PP樹脂は、熱可塑性樹脂で、よく耐熱容器などに使用されているプラスチックです。耐熱性や耐衝撃性、耐薬品性に優れており軽い性質があります。冷やしたとき収縮率が高いためFDM方式では難しい素材です。

主に粉末焼結方式(SLS方式)で使用されていましたが、最近は、熱溶解積層方式(FDM方式)向けのPP樹脂フィラメントも登場しています。

ポリカーボネート(PC)樹脂

高強度と耐衝撃性。荷重たわみ温度は100度を超える。また、過酷な環境でも強い物性を発揮するエンジニアリングプラスチックです。プラスチックのなかでは最高レベルの強度。屋外でも使用することができ、研磨すると美しい光沢を放ち高級に見えます。ただし、高温多湿環境には弱い。

エンジニアリングプラスチック(エンプラ)とは

プラスチックが登場した当初は「プラスチックはもろくて割れやすい」というイメージがあったため、その後の研究開発で、工業用の過酷な環境でも使用に耐えられるようなプラスチックが登場しました。そのすべての合成樹脂の総称をエンジニアリングプラスチック(エンプラ)といいます。


【注意点】
非常に高温の設定を求められる・
フィラメントによっては、290度~300度程度必要
プラットフォームからの着脱がしづらい
着脱を容易にする専用シートの使用が推奨

【用途】

  • 治具
  • 取り付け具
  • 工具

ナイロン

ナイロンは様々な工業製品に使用されており、強度と耐熱性を持つエンジニアリングプラスチックです。アパレル製品や自動車パーツに使用されています。FDM方式の造形は難しく、粉末焼結方式(SLS方式)で一般的には使用されます。

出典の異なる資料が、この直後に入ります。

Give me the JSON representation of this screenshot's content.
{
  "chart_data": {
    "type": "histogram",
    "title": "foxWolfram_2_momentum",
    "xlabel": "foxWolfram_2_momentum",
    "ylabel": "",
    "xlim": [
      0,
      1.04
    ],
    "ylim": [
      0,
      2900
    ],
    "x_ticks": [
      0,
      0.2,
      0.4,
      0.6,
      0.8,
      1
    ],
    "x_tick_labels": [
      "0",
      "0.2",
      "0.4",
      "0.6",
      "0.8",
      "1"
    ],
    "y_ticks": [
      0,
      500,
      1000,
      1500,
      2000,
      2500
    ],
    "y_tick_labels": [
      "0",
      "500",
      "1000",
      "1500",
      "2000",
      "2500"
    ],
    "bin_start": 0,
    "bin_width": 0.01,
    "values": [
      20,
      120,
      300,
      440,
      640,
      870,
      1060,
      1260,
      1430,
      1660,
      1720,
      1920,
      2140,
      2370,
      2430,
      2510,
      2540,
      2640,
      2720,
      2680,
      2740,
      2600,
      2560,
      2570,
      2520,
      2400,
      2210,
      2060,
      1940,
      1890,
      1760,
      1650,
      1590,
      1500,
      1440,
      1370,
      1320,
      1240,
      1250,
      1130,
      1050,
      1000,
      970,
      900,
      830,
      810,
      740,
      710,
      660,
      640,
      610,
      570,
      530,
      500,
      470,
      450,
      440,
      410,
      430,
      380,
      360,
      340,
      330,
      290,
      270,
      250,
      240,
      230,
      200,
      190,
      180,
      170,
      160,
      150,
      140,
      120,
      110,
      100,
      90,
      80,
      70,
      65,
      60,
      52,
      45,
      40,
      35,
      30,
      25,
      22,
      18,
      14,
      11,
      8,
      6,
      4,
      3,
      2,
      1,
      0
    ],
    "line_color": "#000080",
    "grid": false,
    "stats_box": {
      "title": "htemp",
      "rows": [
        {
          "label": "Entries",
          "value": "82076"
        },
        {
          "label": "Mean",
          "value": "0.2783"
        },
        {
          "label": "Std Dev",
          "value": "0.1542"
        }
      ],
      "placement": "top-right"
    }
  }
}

強靭で優れた強度と耐衝撃性、耐熱性に優れるあらゆる用途に使用できる万能材料です。エンジニアリング・プラスチックとして高い耐熱性を誇り高温下の環境でも強度と耐久性を発揮します。フィラメントの種類によっては、180度まで耐えられる。

耐薬品性や耐油性にも優れており、酸に対しては綿の10倍の強度を持つ。

吸水性により耐衝撃性や柔軟性が増す

ナイロンフィラメントでは最終品パーツを作ることができます。

【注意点】

非常に吸湿性が高いので、プリント中や保管中は十分な乾燥が必要。また、反りが起きやすい。乾燥BOXや乾燥した部屋及び3Dプリンターなどを密閉するなど対策が必要がです。

TPU

熱可塑性ポリウレタン(TPU)をベースにしたフィラメント材料

  • 柔軟性に優れ、引張強度に優れる材料
  • 繰り返し曲げ伸ばしができる。
  • 耐摩耗性や耐衝撃性に優れている
  • PUフィラメントのコントロールは非常に難しく、
  • 専用押出ノズルが必要になったりします。


【注意点】
フィラメント自体も柔らかいことからノズル詰まりや
造形物がプリント中に歪む不具合が発生する
※対策:プリントスピードを遅くする。20mm/sから40mm/s程度
フィラメントスプールの位置調整し
フィラメントが引っ張られて伸びることを防止

【用途】

  • スマホケース
  • ホース
  • カバー
  • 靴底
  • サンダル

PVB

家庭用の3Dプリンターは積層あとが造形物に残ってしまいますが、この積層後を残さないフィラメントとなります。造形後は専用の研磨機器もしくは、「IPAアルコール」で表面を滑らかにすることができます 。ポリメーカ(Polymaker) では、専用のPVBフィラメントで造形を印刷し「Polymaker Polysher」を用いてアルコール (イソプロパノール) 処理することにより造形物表面の積層痕が消えて劇的に滑らかになります。家庭でも簡単に処理することができます。

【用途】

  • アート
  • 模型
  • 宝石
  • ランプ

【注意点】

乾燥が必要

【ポリメーカ(Polymaker) の印刷条件】

推奨プリント条件設定
・ノズル温度: 190-220 ℃
・造形テーブル温度: 25-70 ℃
・プリント速度: 40-60 mm/s
・冷却ファン: ON

と安価な3Dプリンターでも印刷することができます。

複合素材(合成フィラメント)

ABS・PLAに異素材を混ぜ込んだもの。木や竹、炭素素材、銅など混ぜ込んだものがあります。

木材(wood)

木材の質感をだすことができるフィラメント。PLA樹脂にパウダー状の木を配合することで気の質感を再現。質感はざらざらした手触りで木の香りが漂います。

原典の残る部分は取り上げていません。